You have assumed that scientific knowledge is correct and that science has no further evolving to undergo.
This is a dangerous and immature assumption and not one that most professional and erudite scientists would entertain.
I have already countered with the fact that cause and effect are illusionary temporal considerations yet this has no bearing on your position. Why not?
I have also countered with the fact that "nothing" is our greatest influence, yet you have failed to seriously consider that. Why not?
I have made no such assumption, nor can what I have written be construed as such.
Science is under a permanent state of evolving its theories and conclusions.
I have already responded to your notion of cause and effect being a temporal illusion. I even provided the post number when you previously asked why I had not responded.

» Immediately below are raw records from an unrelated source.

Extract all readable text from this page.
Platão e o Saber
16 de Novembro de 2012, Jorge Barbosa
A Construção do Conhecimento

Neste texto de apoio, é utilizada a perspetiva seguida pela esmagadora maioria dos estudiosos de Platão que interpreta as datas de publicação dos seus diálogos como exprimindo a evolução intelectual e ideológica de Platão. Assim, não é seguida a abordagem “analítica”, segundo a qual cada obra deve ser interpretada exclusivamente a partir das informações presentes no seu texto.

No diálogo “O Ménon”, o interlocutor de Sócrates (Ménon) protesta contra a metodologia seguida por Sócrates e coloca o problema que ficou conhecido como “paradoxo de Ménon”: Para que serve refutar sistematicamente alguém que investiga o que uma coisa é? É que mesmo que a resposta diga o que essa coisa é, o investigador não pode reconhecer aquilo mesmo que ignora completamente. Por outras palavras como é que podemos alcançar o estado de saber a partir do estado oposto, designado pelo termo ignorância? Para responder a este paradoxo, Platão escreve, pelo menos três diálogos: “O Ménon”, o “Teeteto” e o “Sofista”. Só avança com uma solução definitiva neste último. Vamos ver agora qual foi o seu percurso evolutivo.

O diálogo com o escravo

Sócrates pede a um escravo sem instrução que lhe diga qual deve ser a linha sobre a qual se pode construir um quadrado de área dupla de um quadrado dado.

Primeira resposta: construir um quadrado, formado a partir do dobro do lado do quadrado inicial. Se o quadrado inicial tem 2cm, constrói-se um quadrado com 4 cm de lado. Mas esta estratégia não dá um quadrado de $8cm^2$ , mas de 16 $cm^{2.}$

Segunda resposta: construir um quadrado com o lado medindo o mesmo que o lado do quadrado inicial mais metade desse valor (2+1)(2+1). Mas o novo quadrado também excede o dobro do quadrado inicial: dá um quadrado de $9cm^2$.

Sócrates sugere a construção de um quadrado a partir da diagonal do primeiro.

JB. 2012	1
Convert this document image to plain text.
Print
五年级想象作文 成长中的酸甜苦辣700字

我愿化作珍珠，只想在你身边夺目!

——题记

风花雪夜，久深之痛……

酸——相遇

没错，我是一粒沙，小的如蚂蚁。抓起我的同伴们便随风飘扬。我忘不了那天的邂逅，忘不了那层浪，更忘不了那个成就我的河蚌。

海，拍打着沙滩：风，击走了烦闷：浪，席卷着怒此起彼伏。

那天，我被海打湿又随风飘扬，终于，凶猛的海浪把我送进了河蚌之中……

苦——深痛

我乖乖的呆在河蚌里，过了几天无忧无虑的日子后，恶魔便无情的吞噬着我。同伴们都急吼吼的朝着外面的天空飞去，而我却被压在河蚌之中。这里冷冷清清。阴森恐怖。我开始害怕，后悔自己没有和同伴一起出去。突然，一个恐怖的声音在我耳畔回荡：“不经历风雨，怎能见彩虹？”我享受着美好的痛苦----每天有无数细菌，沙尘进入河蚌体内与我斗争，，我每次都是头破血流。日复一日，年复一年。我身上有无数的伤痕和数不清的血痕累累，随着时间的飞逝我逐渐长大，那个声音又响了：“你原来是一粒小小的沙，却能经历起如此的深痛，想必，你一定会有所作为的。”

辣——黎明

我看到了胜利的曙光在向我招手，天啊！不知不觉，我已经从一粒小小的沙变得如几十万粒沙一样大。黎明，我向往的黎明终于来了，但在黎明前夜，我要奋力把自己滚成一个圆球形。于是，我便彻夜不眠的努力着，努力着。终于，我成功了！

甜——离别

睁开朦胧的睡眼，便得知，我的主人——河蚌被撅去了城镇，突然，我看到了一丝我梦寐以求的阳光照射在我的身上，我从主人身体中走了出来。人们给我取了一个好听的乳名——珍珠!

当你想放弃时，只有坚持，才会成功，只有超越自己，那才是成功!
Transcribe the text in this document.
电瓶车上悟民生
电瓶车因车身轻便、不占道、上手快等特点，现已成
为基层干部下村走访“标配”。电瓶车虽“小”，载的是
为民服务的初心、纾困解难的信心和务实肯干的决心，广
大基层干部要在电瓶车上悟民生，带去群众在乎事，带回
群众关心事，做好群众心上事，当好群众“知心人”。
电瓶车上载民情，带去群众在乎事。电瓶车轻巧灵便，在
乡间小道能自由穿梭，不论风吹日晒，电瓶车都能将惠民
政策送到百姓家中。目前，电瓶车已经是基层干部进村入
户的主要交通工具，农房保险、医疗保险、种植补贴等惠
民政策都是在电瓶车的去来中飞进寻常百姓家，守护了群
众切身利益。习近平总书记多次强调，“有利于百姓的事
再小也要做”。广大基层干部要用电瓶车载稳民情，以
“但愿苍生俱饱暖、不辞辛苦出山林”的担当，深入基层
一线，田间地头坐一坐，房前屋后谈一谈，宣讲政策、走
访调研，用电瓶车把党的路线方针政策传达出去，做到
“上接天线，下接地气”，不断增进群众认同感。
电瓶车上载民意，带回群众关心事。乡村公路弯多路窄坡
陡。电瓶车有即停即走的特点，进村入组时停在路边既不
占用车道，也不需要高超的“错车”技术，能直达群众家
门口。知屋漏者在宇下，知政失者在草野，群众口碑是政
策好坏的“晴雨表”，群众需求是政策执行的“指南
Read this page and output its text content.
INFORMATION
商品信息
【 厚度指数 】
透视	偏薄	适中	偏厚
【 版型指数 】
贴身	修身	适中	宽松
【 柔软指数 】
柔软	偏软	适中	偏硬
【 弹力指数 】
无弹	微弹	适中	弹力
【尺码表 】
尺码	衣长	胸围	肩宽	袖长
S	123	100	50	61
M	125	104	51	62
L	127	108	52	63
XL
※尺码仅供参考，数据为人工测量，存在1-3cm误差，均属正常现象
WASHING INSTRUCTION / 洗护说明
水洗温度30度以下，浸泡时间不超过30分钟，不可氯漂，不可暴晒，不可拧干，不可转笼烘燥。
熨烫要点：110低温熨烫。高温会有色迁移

Simply put, whether things happen in a linear perception of time or whether it all occurs at t=0, effect is the result of a cause. That is all that is required for the notion of cause and effect to hold.
I have also found the notion of "nothing" to be irrelevant as I do not consider "nothing" to be possible. There is always something.
I explained this previously as well, and you have not since shown why I should take the notion to be possible.
There is also in line with my thoughts you quoted above, that if influences were exactly the same value to the person, example influence a,b,c,d... all equaled 10 points each then one could suggest that if all influences were applied as equal then none would be considered as being influential individually. Does this not grant the person a freedom to choose?
No. On what basis would it choose? what would cause the person to select one over the other. It could be random, sure, but then the person has no "choice" in a random selection. But if there is an actual choice then there must be a cause behind it, that tipped the scale in favour of whichever one was selected. We may not be aware of it, hence we may think our "choice" is a display of freewill.
When dealing with infinite influences the chance of influences being of equal value would be rather high. [ to the point of mind numbing tedium] Does this not grant freedom to choose?
The chance of them being equal would be next to zero.
If you accept there are an infinite points between 0 and 1, there would still be an infinite number even if one of them was 0.5 in width. The rest of the infinite would then sum to 0.5, but would each be far less than that single influence.
Further, it is probable that the infinite influences converge into much larger ones, and above a certain size we become aware of them. And those influences already include our conscious thoughts as part of the complex feedback involved.